April 27, 2005
Les Blogs - Opening panel: Where are we going?
Ideas I grabbed here and there:
From Meg Hourihan, US, Co-founder blogger.com: Blogs are moving beyond text. They are about democratization of media. Content was produced and manipulated by intermediaries. Now we give the ability to people to communicate without mediation.
From Charlie, Finland, Nokia : It doesn't matter what the medium is. What matters more are conversations generated by the medium.
From Caterina Fake, co-founder Flikr - Blogs will consist of photographs, which will not be accessible to everyone. Flickr aims at setting the standard. "If people are going to steal software anyway, it better be ours".
From Barak Berkowitz, Six Apart, US - Traditional marketing "focus groups" define bloggers as people with too much time on their hands and who think too much about themselves. We define blogging as an emergent of communication mode that is both asynchronous and persistent. e-mail is slow synchronicity. There is need for permanence. And this about metadata, not just tags.
How do we move the perception of bloggers?
From the discussion:
Blogs work when they are focused on one topic and/or have a lot of personality. Blogs are not for PR people whose job is to put a "spin" on everything. Blogs are authentic.
The threats to blogs:
1- Technology legislation, not people. threats on DRM.
2- Usage that people can make about your infomation.

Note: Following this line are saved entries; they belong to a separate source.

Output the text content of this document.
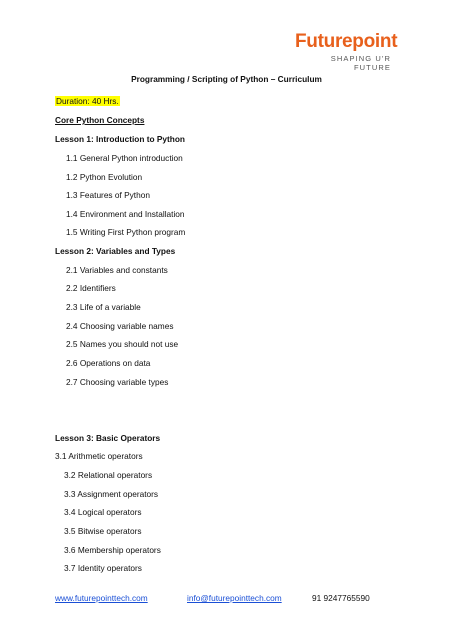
Futurepoint
SHAPING U'R FUTURE
Programming / Scripting of Python – Curriculum
Duration: 40 Hrs.
Core Python Concepts
Lesson 1: Introduction to Python
1.1 General Python introduction
1.2 Python Evolution
1.3 Features of Python
1.4 Environment and Installation
1.5 Writing First Python program
Lesson 2: Variables and Types
2.1 Variables and constants
2.2 Identifiers
2.3 Life of a variable
2.4 Choosing variable names
2.5 Names you should not use
2.6 Operations on data
2.7 Choosing variable types
Lesson 3: Basic Operators
3.1 Arithmetic operators
3.2 Relational operators
3.3 Assignment operators
3.4 Logical operators
3.5 Bitwise operators
3.6 Membership operators
3.7 Identity operators
www.futurepointtech.com	info@futurepointtech.com	91 9247765590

3- Unionization: giving rights to journalists that are not given to bloggers.
tool
And the question of personal responsibility: What are blogging service providers responsible for? What happens if the servers of TypePad and others to be attacked and content altered?
Quote from ?
Being fired for blogging is a real career booster
[Personal comments:
First, this discussion shows three clear directions for future development of blogging technology:
1- Integration of text and other media, especially photographs;
2- Access control (conversation space) and reservation of usage rights by the author
3- Development of classification and metadata, and processed RSS feeds (e.g. by category).
... So beware Flickr]
Other personal comment: PR people still have a role in monitoring trackbacks and comments and advise the author about topics to address. There is an emerging business here, aka tBBC].